Give me my cup, but from the Thespian Well,
 That I may tell to Sydney, what
  This day
  Doth say,
 And he may think on that
Which I do tell:
 When all the noyse
 Of these forc'd joyes,
  Are fled and gone,
  And he, with his best Genius left alone.
This day says, then, the number of glad yeares
 Are justly summ'd, that make you man;
  Your vow
  Must now
 Strive all right ways it can,
T'out-strip your peeres:
 Since he doth lack
 Of going back
  Little, whose will
  Doth urge him to run wrong, or to stand still.
Nor can a little of the common store,
 Of nobles vertue, shew in you;
  Your blood
  So good
 And great, must seek for new,
And study more:
 Nor weary, rest
 On what's deceast.
  For they, that swell
  With dust of ancestors, in graves but dwell.

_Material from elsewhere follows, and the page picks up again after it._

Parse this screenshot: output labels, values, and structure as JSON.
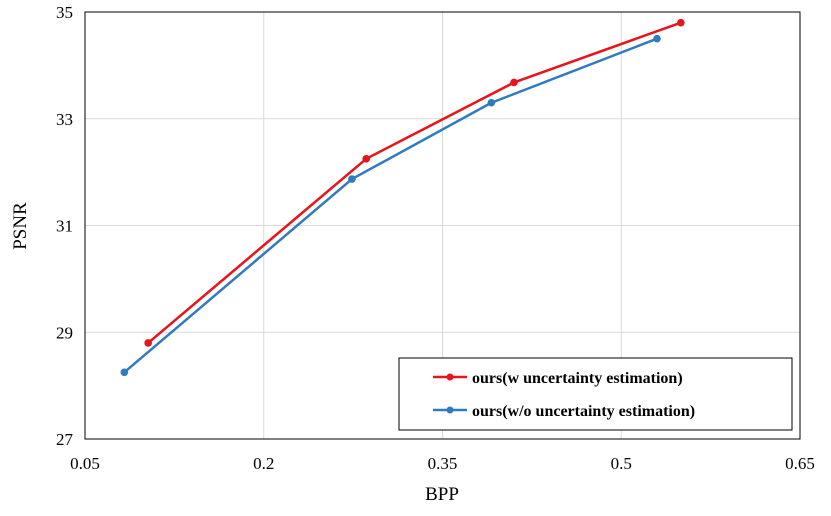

'Twill be exacted of your name, whose sonne,
 Whose nephew, whose grand-child you are;
  And men
  Will, then,
 Say you have follow'd farre,
When well begun:
 Which must be now,
 They teach you, how.
  And he that stayes
  To liue untill to morrow 'hath lost two dayes.
So may you live in honor, as in name,
 If with this truth you be inspir'd;
  So may
  This day
 Be more, and long desir'd:
And with the flame
 Of love bee bright,
 As with the light
  Of bone-fires. Then
  The Birth-day shines, when logs not burne, but men.